Abstract
Purpose :
Machine learning (ML) methods hold promise in clinical data analysis, with various options based on different assumptions and algorithms. However, when choosing ML methods, it's vital to consider the implications on outcomes, depending on study nature and datasets. Here, we illustrate this using four ML methods to transfer open-angle glaucoma (OAG) information from a progression study to a cross-sectional one.
Methods :
The Fuzzy C-Means (FCM) algorithm had previously been able to identify 3 clusters of OAG eyes at a higher risk of progression in the Indianapolis Glaucoma Progression Study (IGPS)[Fig. 1a]. Using those clusters as a foundation, a dataset of 134 OAG eyes from a cross-sectional study conducted at Mount Sinai (MSSM) were similarly clustered.
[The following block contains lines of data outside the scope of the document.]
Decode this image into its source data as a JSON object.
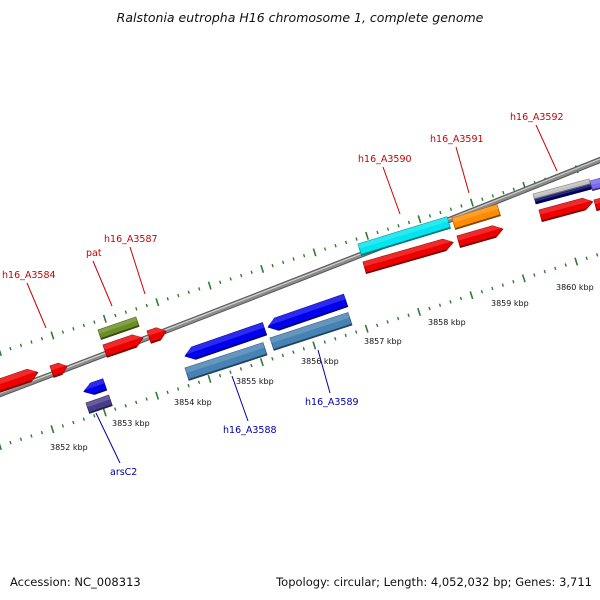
{
  "title": "Ralstonia eutropha H16 chromosome 1, complete genome",
  "accession_text": "Accession: NC_008313",
  "summary_text": "Topology: circular; Length: 4,052,032 bp; Genes: 3,711",
  "colors": {
    "backbone": "#8c8c8c",
    "tick": "#2e7d32",
    "label_forward": "#cc0000",
    "label_reverse": "#0000aa"
  },
  "kbp_labels": [
    "3852 kbp",
    "3853 kbp",
    "3854 kbp",
    "3855 kbp",
    "3856 kbp",
    "3857 kbp",
    "3858 kbp",
    "3859 kbp",
    "3860 kbp"
  ],
  "gene_labels": [
    {
      "text": "h16_A3584",
      "strand": "forward"
    },
    {
      "text": "pat",
      "strand": "forward"
    },
    {
      "text": "h16_A3587",
      "strand": "forward"
    },
    {
      "text": "h16_A3590",
      "strand": "forward"
    },
    {
      "text": "h16_A3591",
      "strand": "forward"
    },
    {
      "text": "h16_A3592",
      "strand": "forward"
    },
    {
      "text": "arsC2",
      "strand": "reverse"
    },
    {
      "text": "h16_A3588",
      "strand": "reverse"
    },
    {
      "text": "h16_A3589",
      "strand": "reverse"
    }
  ],
  "features": [
    {
      "name": "gene-forward",
      "color": "#ee0000"
    },
    {
      "name": "gene-forward",
      "color": "#ee0000"
    },
    {
      "name": "gene-forward",
      "color": "#ee0000"
    },
    {
      "name": "gene-forward",
      "color": "#ee0000"
    },
    {
      "name": "gene-forward",
      "color": "#ee0000"
    },
    {
      "name": "gene-forward",
      "color": "#ee0000"
    },
    {
      "name": "gene-forward",
      "color": "#ee0000"
    },
    {
      "name": "gene-forward",
      "color": "#ee0000"
    },
    {
      "name": "cds-forward",
      "color": "#6b8e23"
    },
    {
      "name": "cds-forward",
      "color": "#00e5ee"
    },
    {
      "name": "cds-forward",
      "color": "#ff8c00"
    },
    {
      "name": "cds-forward",
      "color": "#c0c0c0"
    },
    {
      "name": "cds-forward",
      "color": "#000080"
    },
    {
      "name": "cds-forward",
      "color": "#7b68ee"
    },
    {
      "name": "gene-reverse",
      "color": "#0000ee"
    },
    {
      "name": "gene-reverse",
      "color": "#0000ee"
    },
    {
      "name": "gene-reverse",
      "color": "#0000ee"
    },
    {
      "name": "gene-reverse",
      "color": "#0000ee"
    },
    {
      "name": "cds-reverse",
      "color": "#483d8b"
    },
    {
      "name": "cds-reverse",
      "color": "#4682b4"
    },
    {
      "name": "cds-reverse",
      "color": "#4682b4"
    }
  ]
}
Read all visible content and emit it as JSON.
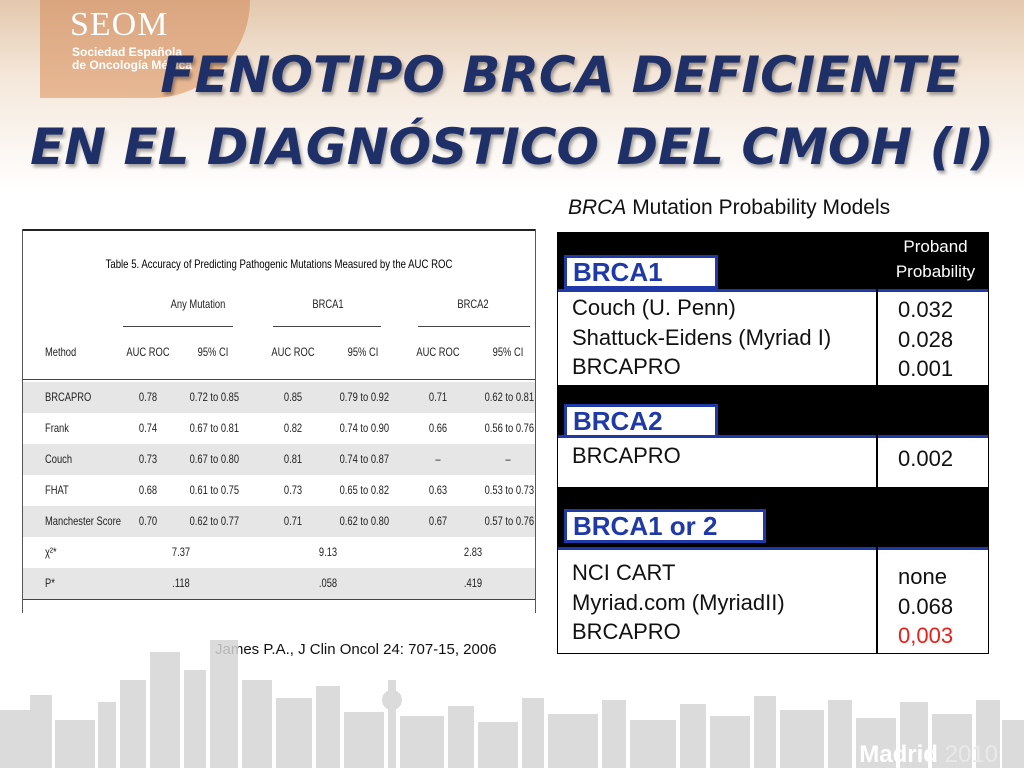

Four different ML techniques were used to translate knowledge gained from the IGPS clusters to MSSM [Fig. 1] : Support Vector Machine (SVM) [1b]; Gradient Boosted Decision Trees (GBDT) [1c]; Induced soft partitioning [1d][1e]; Warm start [1f]. Fig. 1d, 1e, and 1f show how the soft partition was hardened to obtain crisp cluster labels. For each scenario, structural markers of eyes in the 3 clusters were compared for significant differences using a Kruskal-Wallis test. These markers included cup-to- disk ratios (C/D ratio) and retinal nerve fiber thickness (RNFL) thickness obtained using optical coherence tomography angiography (OCTA).
Results :
Average (A), vertical (V), and horizontal (H) C/D ratios were significantly different across the clusters transferred via GBDT [Table 1]. This can also be seen with the SVM and induced soft partitioning methods, although to a lesser extent. No significant differences were found in C/D ratios with the warm start method. Differences in average (A), superior (S), and inferior (I) RNFL thicknesses were not found to be significant across clusters for any of the four ML methods.
Conclusions :
Different ML methods of transferring clusters between IGPS and MSSM produced results with varying degrees of clinical significance. This study demonstrates that while ML is a powerful tool and could be beneficial to studying complex diseases such as OAG, it is important to consider their implications on data analysis outcomes and the nature of the data while using them.
This abstract was presented at the 2024 ARVO Annual Meeting, held in Seattle, WA, May 5-9, 2024.